Un tempo Al Ward era un discreto musicista, suonava in cover band di Reno e Las Vegas, nei circuiti dei casinò. Componeva anche delle buone canzoni per altri, alternando periodi fortunati a stagioni di magra. Oggi Al vive a duemila metri di altitudine, nel deserto del Nevada, dentro una baracca senza elettricità né acqua corrente, tirata su dietro una miniera abbandonata. A sessantasette anni si direbbe un uomo finito: solo, povero, nessuna prospettiva. Le giornate interminabili le trascorre facendo lunghe passeggiate in mezzo alla neve e scrivendo canzoni che non canterà più nessuno. Una mattina, dalla finestra del suo rifugio, Al vede un cavallo. La bestia è cieca, immobile, sembra irreale. Potrebbe trattarsi di un’allucinazione e non sarebbe la prima volta: l’isolamento e l’alcol (Al ci va giù duro con birra e tequila) giocano brutti scherzi. Sogno o verità, il nostro eremita ha deciso: farà di tutto per salvare quella strana presenza che dal nulla ha fatto irruzione nella sua vita, proprio lui che con i cavalli non ha mai avuto a che fare.

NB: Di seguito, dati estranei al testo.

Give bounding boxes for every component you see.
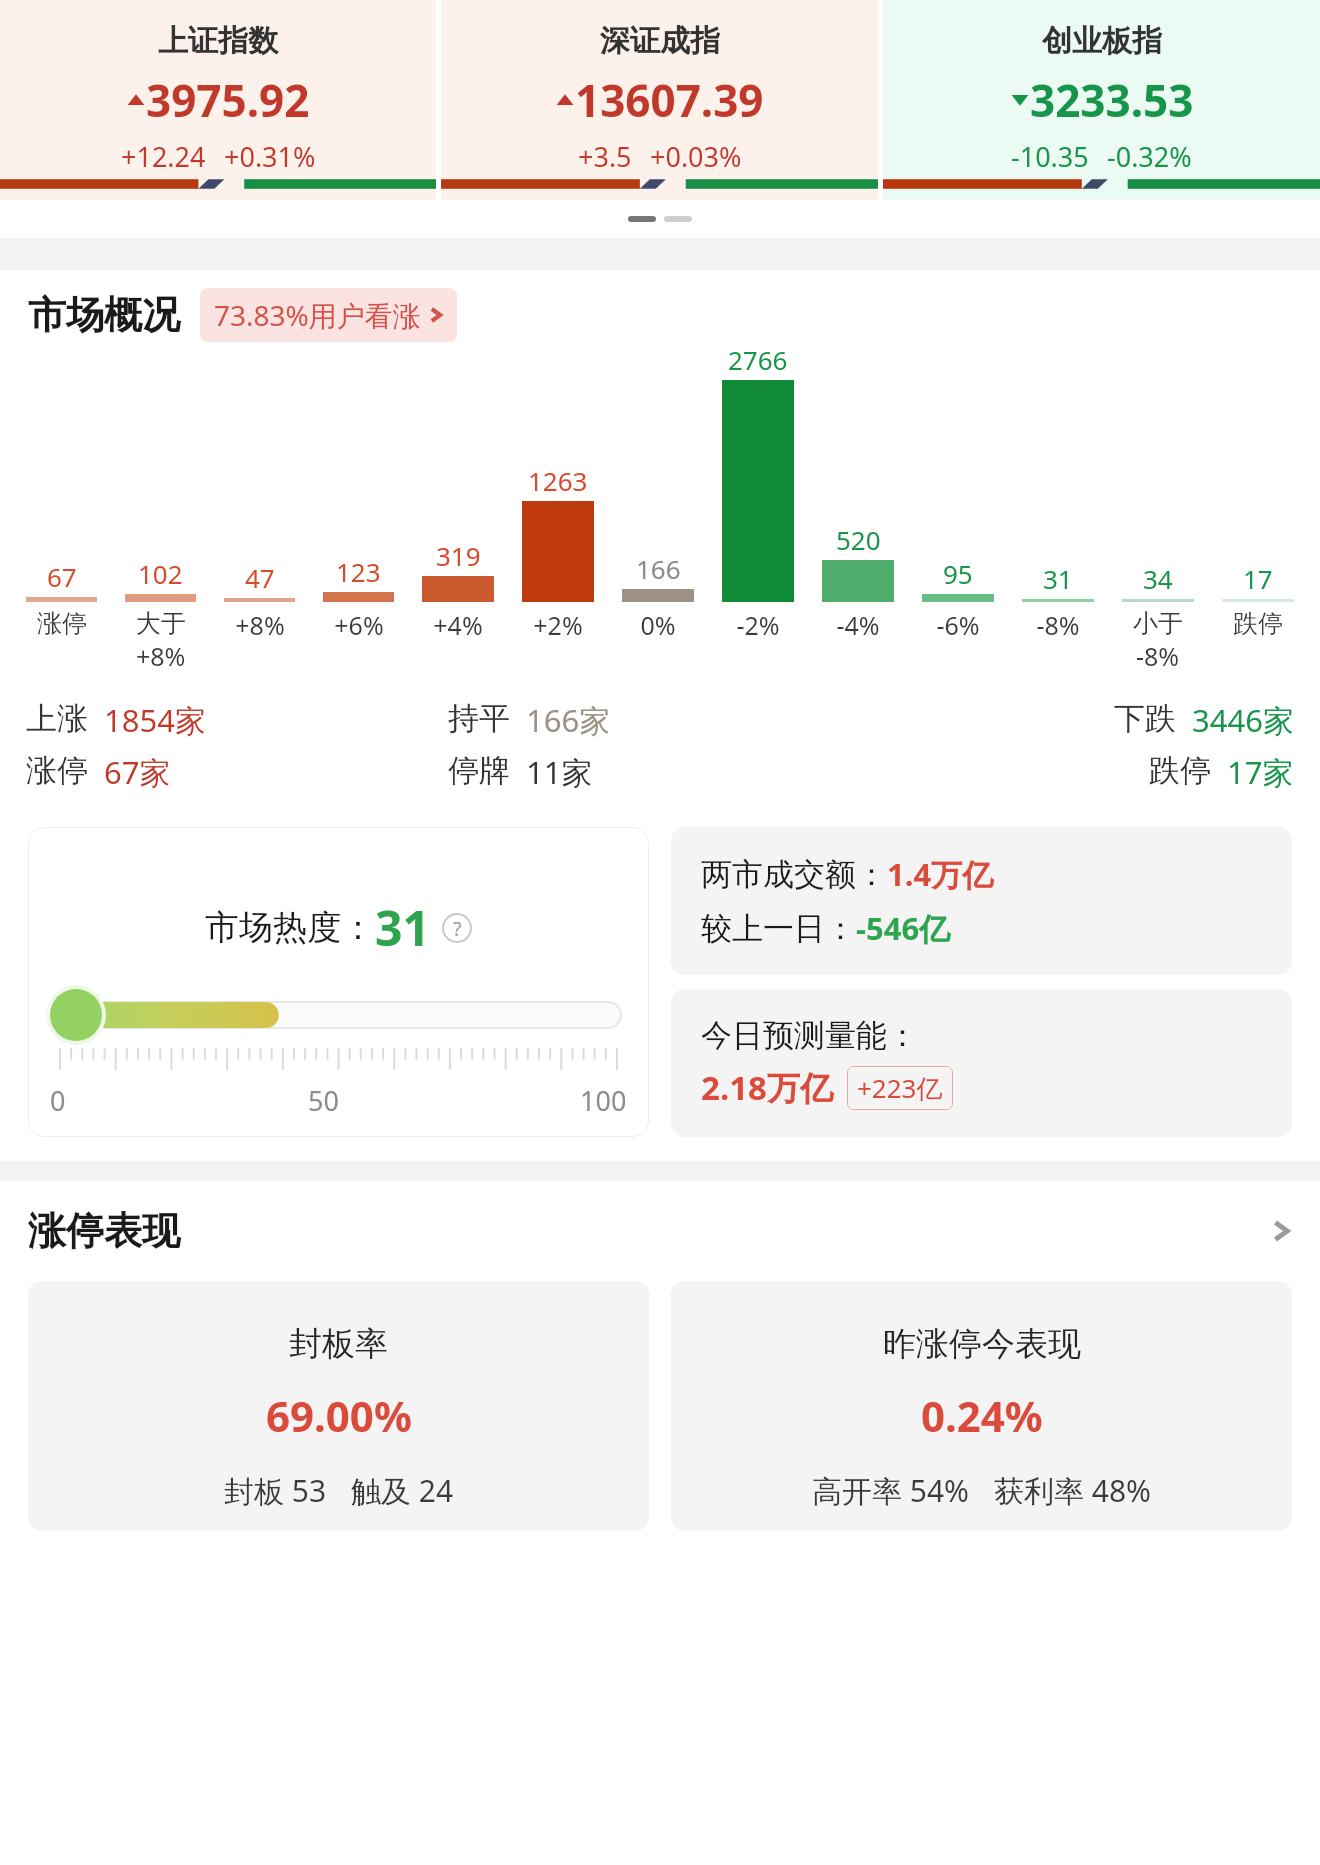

Inizia così Il Cavallo, il nuovo romanzo di Willy Vlautin, in Italia con Jimenez e la traduzione di Gianluca Testani, centottantasette pagine di minimalismo vecchia maniera, farcite di canzoni e nomi di leggendari folk singer. Chi ha letto romanzi come Motel Life, Verso Nord, The Free… – tutti pubblicati da Jimenez – ha avuto modo di apprezzare le doti di questo bravissimo scrittore e frontman di band di successo (Richmond Fontaine, The Delines), nato e cresciuto a Reno, nel Nevada, il set di tutte le sue storie. Il romanzo, diviso in paragrafi brevi, si sviluppa su due piani temporali: il presente, con la vicenda del cavallo; il passato, attraverso una serie di flashback che ripercorrono la carriera del musicista, tra serate e flirt complicati, come quello con la cantante Mona, la donna di un altro. Mona ha il doppio degli anni di Al, beve come una spugna, è gelosissima del suo giovane amante ma non rinuncia all’altro uomo, anche suo datore di lavoro. Sono tanti i bocconi amari da mandare giù “Se odi stare qui, prova a scomparire dentro una canzone”. Le storie di Vlautin sono velate di malinconia e i personaggi che le abitano “camminano sulle sporgenze” come disperati alla ricerca di un approdo, uomini e donne deluse che possono cedere all’alcol ma non all’autocommiserazione. “Perché tutte le tue canzoni sono tristi?”, chiedono a Al nelle ultime pagine del libro. “Otto anni fa mi trovavo in una strada sterrata nel centro del Nevada con un vecchio amico, Brian Foster. Eravamo a cinquanta chilometri da Tonopah e si avvicinava il crepuscolo quando ci imbattemmo in un cavallo selvaggio nel bel mezzo del deserto”.
La trama del suo romanzo Vlautin l’ha imbastita intorno a questo episodio realmente accaduto. Al e quel cavallo si somigliano: entrambi sono scarti di un tempo migliore. La scena in cui Al difende il cavallo dall’attacco dei coyote sembra uscita dalla trilogia di Cormac McCarthy. Il Cavallo è una storia di solitudine, un tributo alle buone canzoni e a tutti quei musicisti invisibili, sempre in viaggio tra squallide stamberghe, bar, locali che puzzano di fumo e di fallimento. Offutt, Rash, Joy… è questo lo spartito letterario di Vlautin, autore, come gli altri citati, dal tratto identitario e poeta di un’America verace, spietata, epica.